The Wall Street Journal’s Weekend Bellyflop
National Journal’s William Powers skewers Dow Jones’ newest edition…their much touted Weekend Journal.
“Deep breath, and here goes: I love The Wall Street Journal. Love the archaic text-heavy look; the little hand-done portraits of story subjects (“hedcuts,” to the trade); the What’s News column; the formulaic yet delightful front-page features (“A-heds”); the market-speak; the straight-ahead Washington and international coverage. And, ideology aside, the paper’s opinion pages are a marvel of cogent argument and tight editing — for pure craft, no liberal paper can touch them.”
Then Powers reviews their new Weekend paper.
“In one of the more spectacular bellyflops of modern media history, The Journal published a newspaper without a single inspired or memorable moment — a paper that felt like work to read, on the very day most of us are not working.
It’s like a scary cyborg of the Journal–convincing, lifelike resemblance, but no heart or soul inside. Perhaps, as the weeks pass, it will learn to be better. But don’t hold your breath: This is the newspaper business, where getting new products horribly wrong is a way of life.”
October 7, 2005 @ 1:05 am
I love the journal too. I actually miss a steady article that was on the front of the second section called the orphan. It was a small well written human interest story. I wish they would find the space for them again. I also know that Kevin Sprouls http://www.sprouls.com was the illustrator whose portrait style the wsj adopted. He is the leading stipple portrait artist in the illustration field today.
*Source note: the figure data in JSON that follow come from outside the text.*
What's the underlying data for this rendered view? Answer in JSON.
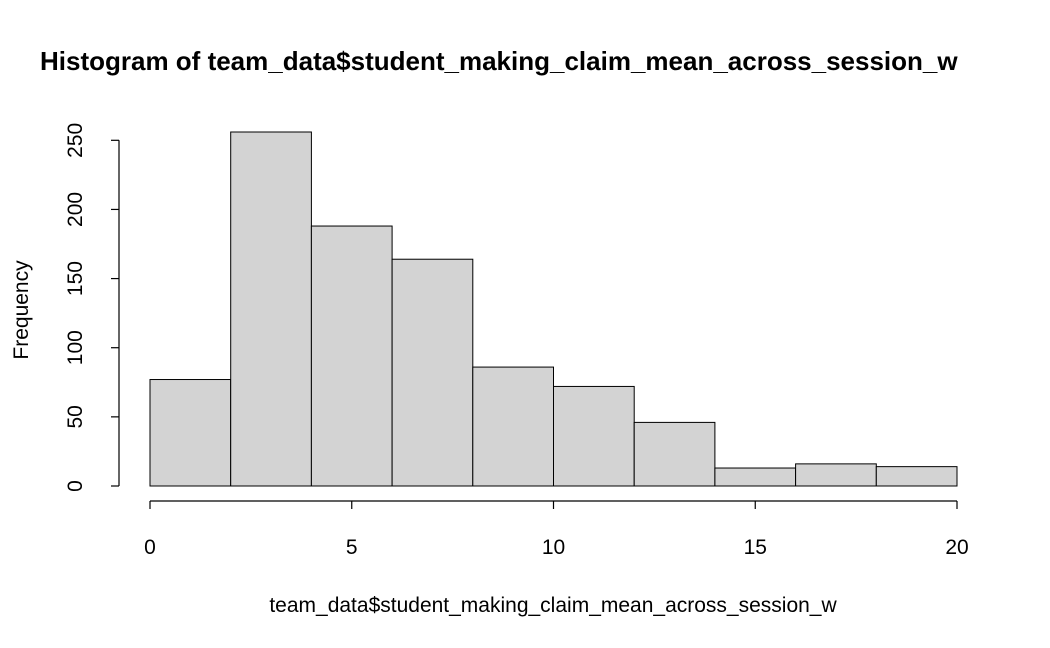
{
  "chart_data": {
    "type": "bar",
    "title": "Histogram of team_data$student_making_claim_mean_across_session_w",
    "xlabel": "team_data$student_making_claim_mean_across_session_w",
    "ylabel": "Frequency",
    "bins": [
      {
        "x0": 0,
        "x1": 2,
        "value": 77
      },
      {
        "x0": 2,
        "x1": 4,
        "value": 256
      },
      {
        "x0": 4,
        "x1": 6,
        "value": 188
      },
      {
        "x0": 6,
        "x1": 8,
        "value": 164
      },
      {
        "x0": 8,
        "x1": 10,
        "value": 86
      },
      {
        "x0": 10,
        "x1": 12,
        "value": 72
      },
      {
        "x0": 12,
        "x1": 14,
        "value": 46
      },
      {
        "x0": 14,
        "x1": 16,
        "value": 13
      },
      {
        "x0": 16,
        "x1": 18,
        "value": 16
      },
      {
        "x0": 18,
        "x1": 20,
        "value": 14
      }
    ],
    "xlim": [
      0,
      20
    ],
    "ylim": [
      0,
      256
    ],
    "xticks": [
      0,
      5,
      10,
      15,
      20
    ],
    "yticks": [
      0,
      50,
      100,
      150,
      200,
      250
    ],
    "grid": false,
    "bar_fill": "#d3d3d3",
    "bar_stroke": "#000000"
  }
}
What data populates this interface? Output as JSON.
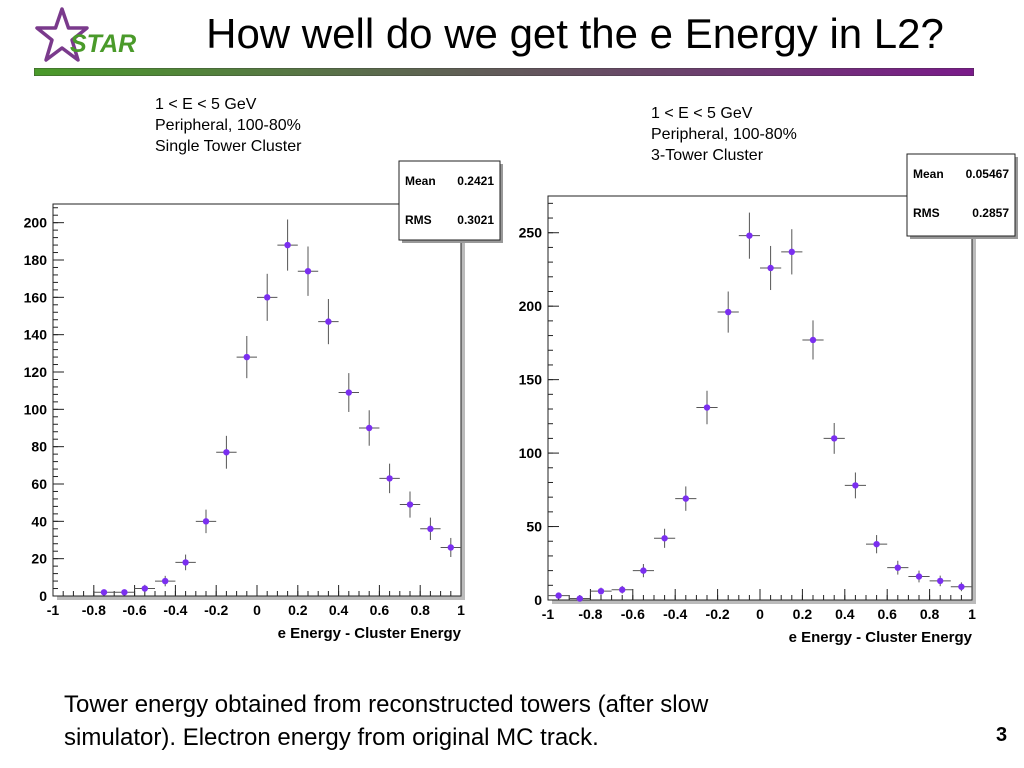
{
  "slide": {
    "title": "How well do we get the e Energy in L2?",
    "logo_text": "STAR",
    "footer_line1": "Tower energy obtained from reconstructed towers (after slow",
    "footer_line2": "simulator).  Electron energy from original MC track.",
    "page_number": "3"
  },
  "colors": {
    "logo_star": "#7a3a8c",
    "logo_text": "#4a9a2a",
    "title_bar_left": "#4a9a2a",
    "title_bar_right": "#7a1a8a",
    "marker": "#7b2ff0",
    "error_bar": "#555555"
  },
  "chart_data": [
    {
      "type": "scatter",
      "annotation_lines": [
        "1 < E < 5 GeV",
        "Peripheral, 100-80%",
        "Single Tower Cluster"
      ],
      "stats": [
        {
          "label": "Mean",
          "value": "0.2421"
        },
        {
          "label": "RMS",
          "value": "0.3021"
        }
      ],
      "xlabel": "e Energy - Cluster Energy",
      "ylabel": "",
      "xlim": [
        -1,
        1
      ],
      "ylim": [
        0,
        210
      ],
      "xticks": [
        -1,
        -0.8,
        -0.6,
        -0.4,
        -0.2,
        0,
        0.2,
        0.4,
        0.6,
        0.8,
        1
      ],
      "xtick_labels": [
        "-1",
        "-0.8",
        "-0.6",
        "-0.4",
        "-0.2",
        "0",
        "0.2",
        "0.4",
        "0.6",
        "0.8",
        "1"
      ],
      "yticks": [
        0,
        20,
        40,
        60,
        80,
        100,
        120,
        140,
        160,
        180,
        200
      ],
      "ytick_labels": [
        "0",
        "20",
        "40",
        "60",
        "80",
        "100",
        "120",
        "140",
        "160",
        "180",
        "200"
      ],
      "points": [
        {
          "x": -0.75,
          "y": 2,
          "err": 1.4
        },
        {
          "x": -0.65,
          "y": 2,
          "err": 1.4
        },
        {
          "x": -0.55,
          "y": 4,
          "err": 2
        },
        {
          "x": -0.45,
          "y": 8,
          "err": 2.8
        },
        {
          "x": -0.35,
          "y": 18,
          "err": 4.2
        },
        {
          "x": -0.25,
          "y": 40,
          "err": 6.3
        },
        {
          "x": -0.15,
          "y": 77,
          "err": 8.8
        },
        {
          "x": -0.05,
          "y": 128,
          "err": 11.3
        },
        {
          "x": 0.05,
          "y": 160,
          "err": 12.6
        },
        {
          "x": 0.15,
          "y": 188,
          "err": 13.7
        },
        {
          "x": 0.25,
          "y": 174,
          "err": 13.2
        },
        {
          "x": 0.35,
          "y": 147,
          "err": 12.1
        },
        {
          "x": 0.45,
          "y": 109,
          "err": 10.4
        },
        {
          "x": 0.55,
          "y": 90,
          "err": 9.5
        },
        {
          "x": 0.65,
          "y": 63,
          "err": 7.9
        },
        {
          "x": 0.75,
          "y": 49,
          "err": 7
        },
        {
          "x": 0.85,
          "y": 36,
          "err": 6
        },
        {
          "x": 0.95,
          "y": 26,
          "err": 5.1
        }
      ]
    },
    {
      "type": "scatter",
      "annotation_lines": [
        "1 < E < 5 GeV",
        "Peripheral, 100-80%",
        "3-Tower Cluster"
      ],
      "stats": [
        {
          "label": "Mean",
          "value": "0.05467"
        },
        {
          "label": "RMS",
          "value": "0.2857"
        }
      ],
      "xlabel": "e Energy - Cluster Energy",
      "ylabel": "",
      "xlim": [
        -1,
        1
      ],
      "ylim": [
        0,
        275
      ],
      "xticks": [
        -1,
        -0.8,
        -0.6,
        -0.4,
        -0.2,
        0,
        0.2,
        0.4,
        0.6,
        0.8,
        1
      ],
      "xtick_labels": [
        "-1",
        "-0.8",
        "-0.6",
        "-0.4",
        "-0.2",
        "0",
        "0.2",
        "0.4",
        "0.6",
        "0.8",
        "1"
      ],
      "yticks": [
        0,
        50,
        100,
        150,
        200,
        250
      ],
      "ytick_labels": [
        "0",
        "50",
        "100",
        "150",
        "200",
        "250"
      ],
      "points": [
        {
          "x": -0.95,
          "y": 3,
          "err": 1.7
        },
        {
          "x": -0.85,
          "y": 1,
          "err": 1
        },
        {
          "x": -0.75,
          "y": 6,
          "err": 2.4
        },
        {
          "x": -0.65,
          "y": 7,
          "err": 2.6
        },
        {
          "x": -0.55,
          "y": 20,
          "err": 4.5
        },
        {
          "x": -0.45,
          "y": 42,
          "err": 6.5
        },
        {
          "x": -0.35,
          "y": 69,
          "err": 8.3
        },
        {
          "x": -0.25,
          "y": 131,
          "err": 11.4
        },
        {
          "x": -0.15,
          "y": 196,
          "err": 14
        },
        {
          "x": -0.05,
          "y": 248,
          "err": 15.7
        },
        {
          "x": 0.05,
          "y": 226,
          "err": 15
        },
        {
          "x": 0.15,
          "y": 237,
          "err": 15.4
        },
        {
          "x": 0.25,
          "y": 177,
          "err": 13.3
        },
        {
          "x": 0.35,
          "y": 110,
          "err": 10.5
        },
        {
          "x": 0.45,
          "y": 78,
          "err": 8.8
        },
        {
          "x": 0.55,
          "y": 38,
          "err": 6.2
        },
        {
          "x": 0.65,
          "y": 22,
          "err": 4.7
        },
        {
          "x": 0.75,
          "y": 16,
          "err": 4
        },
        {
          "x": 0.85,
          "y": 13,
          "err": 3.6
        },
        {
          "x": 0.95,
          "y": 9,
          "err": 3
        }
      ]
    }
  ]
}
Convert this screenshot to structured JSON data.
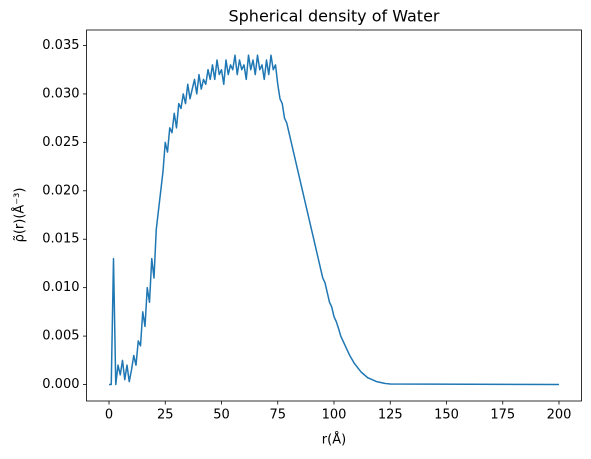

November 13, 2005 @ 5:17 pm
Talking about the famous Wall Street Journal stipple portraits, you can’t go on without mentioning their head illustrator since 1987, Noli Novak http://www.nolinovak.comAmazing stuff.I also found out she is the person who teaches and trains new illustrators at the Journal the stipple portrait technique.As for the Journal …. I doubt such an established publication with such a long history and reputation, wouldn’t survive the bumps on the road of change. I quite like the new, updated look and the content. For me, the writing always was and still is top notch.